Now, let's talk about two other reasons why President Ford ought to be nominated. Number one, he can be elected, and there isn't another Republican candidate that can be elected. And thirdly, if we want to strengthen the Republican Party in the House and the Senate, if we want to add to the Republican Party strength in the local offices and in State offices, you want a candidate that can win, that carries the party forward.
Some of you may remember the tragedy of 1964, and let me tell you how it affected the Congress. In 1964 we had 180 some Republicans in the House of Representatives. We lost almost 50. Do you want that to happen again? We lost a number of Senators. You don't want that to happen.
So, what you want is a candidate leading the Republican Party on a national scale that can win, that can work with and help to elect Republican candidates across the board. Well, I think we have the record. I think we can win, and we can help the party. This is what it is all about. Let's see you get 97, so that is 67 from New Jersey, which makes 154 or thereabouts, 64--I need that computer. [Laughter]
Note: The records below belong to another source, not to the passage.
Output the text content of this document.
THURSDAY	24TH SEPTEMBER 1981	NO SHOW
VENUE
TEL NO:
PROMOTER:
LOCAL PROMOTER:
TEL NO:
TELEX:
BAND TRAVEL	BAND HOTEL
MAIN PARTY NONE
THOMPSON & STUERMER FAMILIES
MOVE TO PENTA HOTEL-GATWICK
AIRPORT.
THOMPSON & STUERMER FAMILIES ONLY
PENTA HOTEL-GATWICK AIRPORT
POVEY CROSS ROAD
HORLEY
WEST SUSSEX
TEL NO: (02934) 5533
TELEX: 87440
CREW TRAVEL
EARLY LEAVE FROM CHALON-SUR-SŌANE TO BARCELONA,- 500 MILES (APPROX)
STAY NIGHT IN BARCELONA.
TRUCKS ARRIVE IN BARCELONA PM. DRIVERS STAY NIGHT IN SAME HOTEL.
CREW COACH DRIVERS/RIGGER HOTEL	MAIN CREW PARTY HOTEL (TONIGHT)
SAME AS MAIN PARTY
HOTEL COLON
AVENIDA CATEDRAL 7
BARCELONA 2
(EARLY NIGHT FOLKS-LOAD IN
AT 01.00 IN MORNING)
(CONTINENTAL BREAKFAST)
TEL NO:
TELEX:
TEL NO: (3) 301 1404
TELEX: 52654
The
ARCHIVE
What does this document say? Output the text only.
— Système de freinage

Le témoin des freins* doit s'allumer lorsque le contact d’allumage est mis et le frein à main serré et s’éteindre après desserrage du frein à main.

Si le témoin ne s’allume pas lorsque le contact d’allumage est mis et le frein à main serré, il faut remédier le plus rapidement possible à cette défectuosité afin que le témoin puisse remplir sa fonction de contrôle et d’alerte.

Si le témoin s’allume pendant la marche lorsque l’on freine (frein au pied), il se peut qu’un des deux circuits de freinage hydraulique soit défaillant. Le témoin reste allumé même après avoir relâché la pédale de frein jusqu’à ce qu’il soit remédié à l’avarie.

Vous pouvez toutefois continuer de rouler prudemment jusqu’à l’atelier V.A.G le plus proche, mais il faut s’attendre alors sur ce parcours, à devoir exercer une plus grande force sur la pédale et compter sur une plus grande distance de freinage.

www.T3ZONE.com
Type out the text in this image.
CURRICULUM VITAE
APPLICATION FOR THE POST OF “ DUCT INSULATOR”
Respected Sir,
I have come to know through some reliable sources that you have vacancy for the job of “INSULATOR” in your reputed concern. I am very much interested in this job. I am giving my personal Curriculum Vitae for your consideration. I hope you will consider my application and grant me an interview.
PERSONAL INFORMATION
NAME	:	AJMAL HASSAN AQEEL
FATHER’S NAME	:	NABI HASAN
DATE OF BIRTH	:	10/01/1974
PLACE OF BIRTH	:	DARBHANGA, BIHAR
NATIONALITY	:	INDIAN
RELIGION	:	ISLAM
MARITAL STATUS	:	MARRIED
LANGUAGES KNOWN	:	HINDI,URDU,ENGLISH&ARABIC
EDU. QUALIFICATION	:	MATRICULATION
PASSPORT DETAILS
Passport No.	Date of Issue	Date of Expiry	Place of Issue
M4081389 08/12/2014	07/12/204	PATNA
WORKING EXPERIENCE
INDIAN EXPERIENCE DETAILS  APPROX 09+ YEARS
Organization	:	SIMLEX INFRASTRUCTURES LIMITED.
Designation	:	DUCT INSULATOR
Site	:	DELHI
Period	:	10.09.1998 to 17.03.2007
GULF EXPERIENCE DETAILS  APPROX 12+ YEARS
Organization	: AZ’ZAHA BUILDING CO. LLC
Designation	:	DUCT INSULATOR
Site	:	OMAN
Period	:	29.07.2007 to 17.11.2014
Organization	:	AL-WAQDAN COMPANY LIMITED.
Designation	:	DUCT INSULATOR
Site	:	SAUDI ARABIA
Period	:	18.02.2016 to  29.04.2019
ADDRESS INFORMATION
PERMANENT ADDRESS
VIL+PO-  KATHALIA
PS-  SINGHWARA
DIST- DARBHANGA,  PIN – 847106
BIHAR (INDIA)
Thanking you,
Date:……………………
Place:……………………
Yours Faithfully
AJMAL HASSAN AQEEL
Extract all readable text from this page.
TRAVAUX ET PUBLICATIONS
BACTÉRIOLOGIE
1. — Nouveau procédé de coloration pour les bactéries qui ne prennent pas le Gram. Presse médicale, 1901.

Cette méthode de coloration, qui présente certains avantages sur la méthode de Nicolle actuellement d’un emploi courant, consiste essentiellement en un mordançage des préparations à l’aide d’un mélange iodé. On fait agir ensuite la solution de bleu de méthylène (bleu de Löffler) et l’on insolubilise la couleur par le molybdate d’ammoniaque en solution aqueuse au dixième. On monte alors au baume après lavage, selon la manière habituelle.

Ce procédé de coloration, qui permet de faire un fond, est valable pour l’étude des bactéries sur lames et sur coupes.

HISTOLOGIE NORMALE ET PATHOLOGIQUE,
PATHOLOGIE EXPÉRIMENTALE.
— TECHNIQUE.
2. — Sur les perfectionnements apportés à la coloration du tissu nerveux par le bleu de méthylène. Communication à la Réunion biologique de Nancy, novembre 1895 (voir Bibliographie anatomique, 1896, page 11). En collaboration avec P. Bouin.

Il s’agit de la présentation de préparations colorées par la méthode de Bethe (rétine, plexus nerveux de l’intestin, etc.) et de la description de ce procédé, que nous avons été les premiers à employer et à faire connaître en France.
Then let me just add a footnote. Don't rule out--I think we might win in California. I sent the First Lady out there--or First Mama, as she likes to be called--in order to get my votes up to her polls, and she tells me that things look very encouraging. So, we are going to win in New Jersey, we are going to win Ohio, we are going to give them a fight in California. We are going to win in Kansas City, and we are going to win November 2.
Thank you very much.
Note: The President spoke at 5:50 p.m. in the Cleveland Room at the Sheraton Cleveland Hotel. In his opening remarks, he referred to Coy. James A. Rhodes of Ohio, Senator Robert Taft, Jr., Representatives Charles A. Mosher and William J. Hughes, chairman of the Republican committee in Cuyahoga Count)', and Ray C. Bliss, Republican national committeeman for Ohio.